We have been exhibiting in the home builders’ home shows here in the St. Louis area for more than 60 years. While so many things have changed in so many ways over the years, it amazes me that exhibits in shows like these haven’t really changed much at all.
This year, the Home Builder’s Association of Greater St. Louis held a seminar in which ideas were presented to help exhibitors do a better job and obtain greater benefits from exhibiting. Since most HVAC contractors, wholesalers, or manufacturers exhibit in some type of shows or events, I thought it would be worthwhile to provide some of the thoughts presented.
The most important point we found was the importance of pre-planning. That includes marking out a space the size of your booth and actually placing your exhibit items in the booth space. This will allow you to ensure that your sight lines, accessibility, etc. are all the way you want them to be.
Secondly, and equally as important, hold a meeting for those who will be working in the booth to make sure everyone is up to date on any home show specials you are offering, any giveaways you are holding, and any other information that might be necessary for them to present a professional approach. Establish some realistic daily goals for leads you want to obtain. This is also the time to confirm the uniform look that all of those working will be wearing. After these most important items, the others were grouped by subject.

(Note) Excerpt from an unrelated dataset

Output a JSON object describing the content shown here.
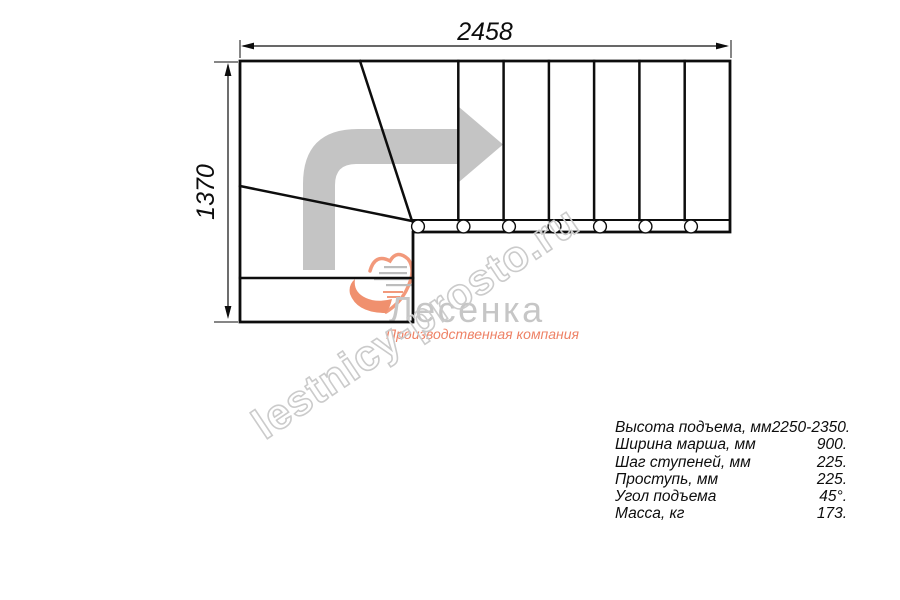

• Have a positive attitude, be enthusiastic and friendly, and project confidence;
• Be a good listener — like a consultant. Qualify clients as early as possible; and
• Don’t block signage. You only have five seconds to get their interest and attention.
• Have literature at the back of the booth and keep your inexpensive, black-and-white giveaways and handouts at the front; and
• Invite good prospects to the back of the booth, where you keep the expensive, four-color brochures, etc.
• Explain the specific benefits of your company and products you provide; and
• Emphasize how you are different from your competition and give examples using the services and products you offer.
Dos for You in the Booth
• Wear appropriate attire, stand up straight, act positive, and welcome people like you want them there; and
• Make immediate eye contact, smile, look friendly, shake hands, introduce yourself early, and ask open-ended questions, such as, “What?, How?, Why?, and Tell me about.”
What Not to Do
• Stand in groups and talk to each other, converse on a cell phone, send text messages, or use iPads or similar tablet devices, except when directly conversing with a potential client;
• Lean on part of the exhibit or sit behind a table in front, which projects laziness or event fatigue;
• Eat or have any alcoholic beverages in booth. Water or soft drinks are acceptable, but don’t litter the booth with cups or bottles;
• Dress inappropriately and stand at front of booth with arms crossed; and
• Leave the booth unattended. Remember, the last attendee deserves the same treatment as the first.
Lead Cards and Follow-up
• Capture all leads with information on lead cards, which helps to track the benefits of the show;
• Lead cards should be approximately 3-by-5-inches printed with boxes to check. Make sure they include your email address; and
• Send the leads you accumulated four follow-up mailings within six months to a year. It helps to include a handwritten note for personalization.
I realize that many of these points may seem to be overly obvious, but having just been involved in a show, I was amazed at how many exhibitors were guilty of not paying attention to one, two, or more of these recommendations. With this list in hand, it became apparent quickly which exhibitors would benefit from the show and which would not be satisfied with their results.
It costs a great deal of time, money, and effort to exhibit in a show. Don’t waste the opportunity to obtain the most benefits from participating. Using this list as a guideline will get you off to a really good start.